Braucht man Google in Zukunft überhaupt noch?

30.03.2026 — 

„Google ist tot.“ „SEO hat ausgedient.“ „In Zukunft läuft alles über ChatGPT.“. Solche Aussagen sind aktuell allgegenwärtig – und genau das Problem. Denn wer jetzt glaubt, Google spiele keine Rolle mehr, trifft eine der gefährlichsten Marketingentscheidungen der nächsten Jahre.

Daraus entsteht schnell die Schlussfolgerung, dass Google an Bedeutung verliert – oder sogar vollständig ersetzt wird. Diese Annahme greift jedoch zu kurz. Wer im GEO-Zeitalter falsch handelt, riskiert in naher Zukunft vollständige digitale Unsichtbarkeit – in Google und in KI-Systemen.

Die eigentliche Gefahr: KI als Ausrede für schlechtes SEO

Aktuell ist in vielen Unternehmen eine Entwicklung zu beobachten, die auf den ersten Blick innovativ wirkt, in Wahrheit aber ein strukturelles Problem offenlegt: KI wird als Abkürzung verstanden.
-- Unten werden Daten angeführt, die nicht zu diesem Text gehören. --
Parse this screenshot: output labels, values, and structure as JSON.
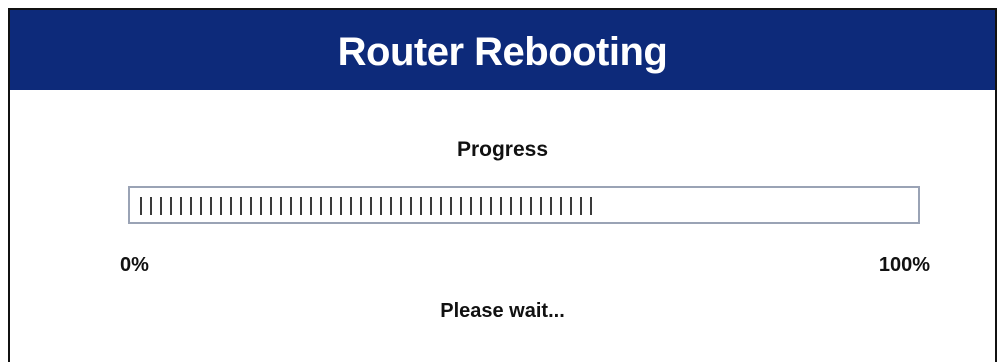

Statt Inhalte sauber aufzubauen, Themen systematisch zu durchdringen und Sichtbarkeit langfristig zu entwickeln, entsteht die Hoffnung, dass KI diese Arbeit künftig übernimmt. Die Vorstellung: Wenn Antworten direkt generiert werden, brauche es keine klassische Suchmaschinenoptimierung mehr. Genau das ist der Trugschluss.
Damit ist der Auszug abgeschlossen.